La posibilidad de que no haya acuerdo de investidura y se convoquen nuevas elecciones generales preocupa mucho a los empresarios que necesitan "seguridad jurídica, estabilidad y certidumbre". En esa misma línea están los mercados y los inversores extranjeros. Y no digamos las instituciones europeas.

¿A quién le interesan unas nuevas elecciones? Desde luego al PP y a Podemos. Al PP porque la repetición de los comicios le da pie para azuzar más el factor miedo, ahora con más razón sobre la base de los acontecimientos en Cataluña y porque, desde la perspectiva de sus luchas internas, la nueva campaña electoral supondría un paréntesis esperanzador en la idea de mejorar los resultados. A Podemos, porque hasta ahora siguen disfrutando de la virginidad respecto a la práctica de la gobernación (que es el mollejón donde se hacen romas, cuando no se desmoronan, las formaciones políticas), y a sus aliados periféricos porque viven aún del aura de los recién llegados a las tareas de gobierno; su estrategia pasa por seguir tensando la cuerda de las elecciones en el supuesto de que les seguirá saliendo bien, o lo mismo de bien o mejor que hasta ahora: desde que nació el partido nos han hecho más que jugar a la oca electoral.

¿Quiénes serían los más perjudicados con la repetición? Sin duda Ciudadanos, que no ha satisfecho sus expectativas electorales y que, salvo que le siga comiendo votos al PSOE, no es previsible que aumenten sus posibilidades de mejora. Y el PSOE, que desde las elecciones de 2011, consulta tras consulta, ha venido perdiendo votos de manera tendencial (eso sin contar con que antes de la campaña no decida meterse en el proceso congresual y en la elección de un nuevo líder), lo que no es buen augurio para encarar una repetición del proceso electoral.
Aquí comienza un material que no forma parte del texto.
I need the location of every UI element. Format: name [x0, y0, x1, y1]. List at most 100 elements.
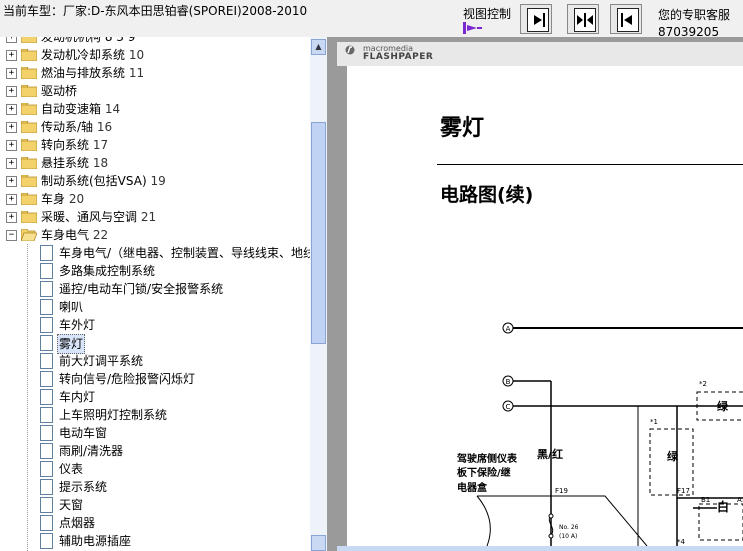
note-star-2: *2	[699, 380, 707, 388]
tree-folder-label: 发动机机构 8 3 9	[41, 37, 136, 44]
pin-label: F17	[677, 487, 690, 495]
fuse-box-label: 电器盒	[457, 481, 488, 494]
tree-connector	[27, 244, 28, 551]
vehicle-title: 当前车型：厂家:D-东风本田思铂睿(SPOREI)2008-2010	[3, 4, 308, 18]
tree-folder-label: 悬挂系统	[41, 156, 90, 170]
fuse-rating-label: (10 A)	[559, 533, 577, 540]
tree-item[interactable]: 车身电气/（继电器、控制装置、导线线束、地线）	[0, 244, 310, 262]
tree-folder-label: 传动系/轴	[41, 120, 94, 134]
document-icon	[40, 515, 53, 531]
tree-folder-number: 14	[104, 102, 121, 116]
document-icon	[40, 479, 53, 495]
document-icon	[40, 263, 53, 279]
tree-item-label: 雾灯	[57, 334, 86, 354]
top-bar: 当前车型：厂家:D-东风本田思铂睿(SPOREI)2008-2010 视图控制 …	[0, 0, 743, 39]
folder-icon	[21, 175, 37, 187]
expand-icon[interactable]: +	[6, 50, 17, 61]
tree-folder-label: 制动系统(包括VSA)	[41, 174, 147, 188]
folder-icon	[21, 211, 37, 223]
terminal-c-label: C	[506, 403, 511, 411]
scroll-up-arrow-icon[interactable]: ▲	[311, 39, 326, 55]
tree-item-label: 电动车窗	[59, 426, 108, 440]
collapse-icon[interactable]: −	[6, 230, 17, 241]
page-title: 雾灯	[440, 116, 485, 141]
expand-icon[interactable]: +	[6, 194, 17, 205]
document-icon	[40, 533, 53, 549]
prev-page-icon	[617, 8, 639, 32]
wire-color-label: 白	[717, 499, 729, 514]
flashpaper-icon	[345, 45, 355, 55]
document-icon	[40, 335, 53, 351]
folder-icon	[21, 37, 37, 43]
scroll-down-arrow-icon[interactable]	[311, 535, 326, 551]
prev-page-button[interactable]	[610, 4, 642, 34]
tree-item-label: 前大灯调平系统	[59, 354, 144, 368]
tree-item-label: 车身电气/（继电器、控制装置、导线线束、地线）	[59, 246, 310, 260]
expand-icon[interactable]: +	[6, 122, 17, 133]
expand-icon[interactable]: +	[6, 104, 17, 115]
tree-item-label: 辅助电源插座	[59, 534, 132, 548]
document-icon	[40, 389, 53, 405]
folder-icon	[21, 139, 37, 151]
fuse-box-label: 板下保险/继	[457, 466, 511, 479]
tree-folder-number: 10	[128, 48, 145, 62]
wire-color-label: 黑/红	[537, 447, 563, 461]
pin-label: B1	[701, 496, 710, 504]
fit-page-icon	[574, 8, 596, 32]
fit-width-icon	[527, 8, 549, 32]
note-star-1: *1	[650, 418, 658, 426]
expand-icon[interactable]: +	[6, 86, 17, 97]
tree-folder-label: 燃油与排放系统	[41, 66, 126, 80]
document-icon	[40, 443, 53, 459]
scrollbar-thumb[interactable]	[311, 122, 326, 344]
title-divider	[437, 164, 743, 165]
tree-item-label: 提示系统	[59, 480, 108, 494]
folder-icon	[21, 49, 37, 61]
terminal-b-label: B	[506, 378, 511, 386]
wire-color-label: 绿	[717, 399, 729, 413]
fit-width-button[interactable]	[520, 4, 552, 34]
folder-icon	[21, 157, 37, 169]
expand-icon[interactable]: +	[6, 37, 17, 43]
document-icon	[40, 281, 53, 297]
tree-folder-number: 20	[68, 192, 85, 206]
tree-folder-number: 16	[96, 120, 113, 134]
pin-label: A1	[737, 496, 743, 504]
expand-icon[interactable]: +	[6, 140, 17, 151]
document-icon	[40, 317, 53, 333]
folder-icon	[21, 103, 37, 115]
fuse-id-label: F19	[555, 487, 568, 495]
expand-icon[interactable]: +	[6, 176, 17, 187]
tree-folder-label: 车身电气	[41, 228, 90, 242]
tree-folder-number: 18	[92, 156, 109, 170]
open-folder-icon	[21, 229, 37, 241]
tree-item-label: 仪表	[59, 462, 84, 476]
document-icon	[40, 461, 53, 477]
tree-folder-label: 自动变速箱	[41, 102, 102, 116]
tree-folder-label: 车身	[41, 192, 66, 206]
document-icon	[40, 371, 53, 387]
fuse-box-label: 驾驶席侧仪表	[456, 452, 518, 465]
expand-icon[interactable]: +	[6, 68, 17, 79]
expand-icon[interactable]: +	[6, 158, 17, 169]
service-label: 您的专职客服	[658, 8, 731, 22]
tree-folder-number: 11	[128, 66, 145, 80]
fit-page-button[interactable]	[567, 4, 599, 34]
document-icon	[40, 497, 53, 513]
tree-item-label: 车内灯	[59, 390, 96, 404]
folder-icon	[21, 193, 37, 205]
catalog-tree[interactable]: + 发动机机构 8 3 9 + 发动机冷却系统 10 + 燃油与排放系统 11 …	[0, 37, 310, 551]
note-star-4: *4	[677, 538, 686, 546]
tree-item-label: 天窗	[59, 498, 84, 512]
document-icon	[40, 353, 53, 369]
expand-icon[interactable]: +	[6, 212, 17, 223]
view-indicator-icon	[463, 22, 482, 34]
document-icon	[40, 245, 53, 261]
document-icon	[40, 299, 53, 315]
view-control-label: 视图控制	[463, 7, 512, 21]
tree-folder-label: 发动机冷却系统	[41, 48, 126, 62]
tree-folder-number: 17	[92, 138, 109, 152]
viewer-horizontal-scrollbar[interactable]	[337, 546, 743, 551]
tree-item-label: 喇叭	[59, 300, 84, 314]
tree-item-label: 雨刷/清洗器	[59, 444, 124, 458]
Además, una repetición de las elecciones significaría una nueva campaña, con sus mítines, propaganda, debates y demás aparato (sin olvidar el gasto que ello comporta para las arcas públicas), ¿con los mismos líderes de cabecera? ¿con las mismas listas?, la continuidad del gobierno en funciones… En estas condiciones no hay que descartar que el cansancio electoralista terminara alejando a los electores, aumentando los porcentajes de abstención y, por ende, la incertidumbre de los resultados. Es decir, estaríamos introduciendo nuevos factores de incertidumbre. Innecesarios, porque los resultados han reflejado bien a las claras la existencia de dos bloques, que difícilmente cambiarían en términos globales por mucho que se empeñen en convocarnos a elecciones cada tres meses.

Como apuntaba hace unos días Andrés Ortega, “corresponde a los políticos gestionar la situación creada. Trasladar su incapacidad de entenderse al electorado es como decir a los ciudadanos que se han equivocado al votar, y que cambien. ¿Y si no cambian? Lo que tiene que cambiar es la forma de hacer política. Simplemente, como en tantos países de Europa” para terminar pidiendo a los políticos que hagan su trabajo y se dejen “de rayas rojas y empiecen a buscar y pactar rayas verdes. Que hay suficientes”.